Of course, I should remind everyone that our blog entries are for your information only and are not intended as medical advice. Because everyone is different, you should work with your medical professional to determine what’s best for you. If you’re going to drink, do it legally and responsibly; don’t be stupid =).


  1. Reply jason godwin May 18, 2019 7:04 pm

    1 tsp cream of tartar every day. 1 tsp cream of tartar = 500 mg potassium. if you drink take additional 1/4 tsp with sugar free (preferably but optional) fruit flavored water. it mixes well with fruit flavor because it is a by-product of the production of wine.

  2. Reply Michael Dec 18, 2018 9:54 am

    My lengthy response was to Tereza about her feet/legs…

  3. Reply Michael Dec 18, 2018 9:53 am

    I wonder if this will ever get to you, seemingly as the post was a couple years ago. I also have leg and feet issues from drinking. Try wearing 1 or 2 pairs of pajama pants and heavier socks. Get yourself a heating pad, I like the ones where you can control the heating element in bursts. The whole idea is to make your legs sweat a little. Warm them up so that the muscles relax. I’ve also found sleeping with a longer pillow between my calves and knees help flex the muscles in discomfort. Sleep on your side and clench the the pillow. Empty out the bladder and drink maybe 8-12 oz of water right before you pass-out. I like to keep Marc’s antacids next to my bed. They help with the heartburn that can occur from drinking to much water on a booze-belly (or if you smashed a big-ol’ plate before bed.) Good-luck, hope this helps!
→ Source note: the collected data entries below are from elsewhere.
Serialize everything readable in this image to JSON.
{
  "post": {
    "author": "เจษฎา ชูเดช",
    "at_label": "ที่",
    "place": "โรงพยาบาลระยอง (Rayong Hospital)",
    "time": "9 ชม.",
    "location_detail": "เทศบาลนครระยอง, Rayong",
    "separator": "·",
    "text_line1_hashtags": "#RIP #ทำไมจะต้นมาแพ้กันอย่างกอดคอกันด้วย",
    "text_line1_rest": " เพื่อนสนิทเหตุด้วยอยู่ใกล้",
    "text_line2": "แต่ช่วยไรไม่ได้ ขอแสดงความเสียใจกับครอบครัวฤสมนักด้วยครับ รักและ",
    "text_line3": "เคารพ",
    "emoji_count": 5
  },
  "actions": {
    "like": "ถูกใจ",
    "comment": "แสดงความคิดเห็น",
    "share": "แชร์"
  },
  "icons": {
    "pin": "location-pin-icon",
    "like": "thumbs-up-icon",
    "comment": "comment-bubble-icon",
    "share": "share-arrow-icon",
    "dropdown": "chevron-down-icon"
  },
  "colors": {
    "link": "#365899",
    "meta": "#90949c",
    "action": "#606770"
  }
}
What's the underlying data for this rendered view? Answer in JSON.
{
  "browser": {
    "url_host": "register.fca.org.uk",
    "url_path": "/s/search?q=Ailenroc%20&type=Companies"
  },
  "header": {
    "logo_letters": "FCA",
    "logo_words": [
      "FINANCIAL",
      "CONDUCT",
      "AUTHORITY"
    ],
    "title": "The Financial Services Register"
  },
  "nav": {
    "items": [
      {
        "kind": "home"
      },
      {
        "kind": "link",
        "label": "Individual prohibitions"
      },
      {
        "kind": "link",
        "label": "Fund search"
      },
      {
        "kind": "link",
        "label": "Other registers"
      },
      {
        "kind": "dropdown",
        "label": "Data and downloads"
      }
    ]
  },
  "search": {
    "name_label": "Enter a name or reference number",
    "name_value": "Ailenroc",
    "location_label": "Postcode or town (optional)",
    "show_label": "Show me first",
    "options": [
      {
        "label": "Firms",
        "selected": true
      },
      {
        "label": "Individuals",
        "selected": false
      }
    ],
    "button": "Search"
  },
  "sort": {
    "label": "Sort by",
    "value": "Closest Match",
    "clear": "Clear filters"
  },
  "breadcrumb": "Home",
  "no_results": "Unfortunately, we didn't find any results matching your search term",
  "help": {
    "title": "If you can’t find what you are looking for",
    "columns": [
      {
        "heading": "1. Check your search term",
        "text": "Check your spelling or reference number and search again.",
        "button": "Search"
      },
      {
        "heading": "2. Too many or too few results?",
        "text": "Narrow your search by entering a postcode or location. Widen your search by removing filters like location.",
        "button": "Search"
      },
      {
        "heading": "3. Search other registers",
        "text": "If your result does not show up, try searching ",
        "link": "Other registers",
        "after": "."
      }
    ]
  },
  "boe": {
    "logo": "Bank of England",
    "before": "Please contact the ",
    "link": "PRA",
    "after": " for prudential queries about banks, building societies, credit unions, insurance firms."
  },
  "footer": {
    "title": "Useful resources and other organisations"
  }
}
  4. Reply Mike Nov 21, 2018 11:43 am

    Not sure if it’s related but this seems to be the closest explanation I’ve found. Multiple Drs. opinions were all dubious but didn’t totally discount it.
    As of a few years ago I suddenly have a “reaction” ? A few hours after drinking more than two drinks if any alcoholic drink. Dizzy, anxious, palpitations, that last an hour or two. Imbibed heavily while wearing an overnight “holter monitor” and reaction wasn’t heart related. My own experiments have yielded a regimen of a multivitamin, a banana, a sport drink and a few glasses of water before bed seem to lessen it markedly.

  5. Reply Scott F. Jan 5, 2018 6:43 pm

    Now I’m officially confused- Some diuretic substances (i.e. substances that push water out of the system, such as EtOH) are potassium sparing, and actually cause potassium levels to rise. Is EtOH one of these?

  6. Reply tereza Nov 24, 2016 1:32 pm

    I get painful feet and leg cramps while I’m sleeping after a night of drinking. What can I do before I go to sleep to stop this. Drink coconut water and eat a banana? Replenish my electrolytes??

  7. Reply Mike Mar 22, 2016 2:41 pm

    Hi Lauren, Certainly most important to do it after (before bed), but doing it while drinking and in the morning is also helpful. Hope this helps! -Mike

  8. Reply Lauren Jan 26, 2016 8:55 pm

    Currently drunk and wondering if you should replenish electrolytes while drinking or after? Does it make a difference. Also now hoping this blog and commenters are active enough to answer. ¯\_(ツ)_/¯

  9. Reply Mike Oct 19, 2011 9:57 pm

    I’ve tried electrolyte Vodka but didn’t notice much of a difference. Personally, I like to replenish electrolytes in the morning. Bananas are a great source.

  10. Reply Karly Felton Oct 19, 2011 2:24 pm

    I just read about this Vodka called Voli that has electrolytes in it. Any thoughts? Has any tried it?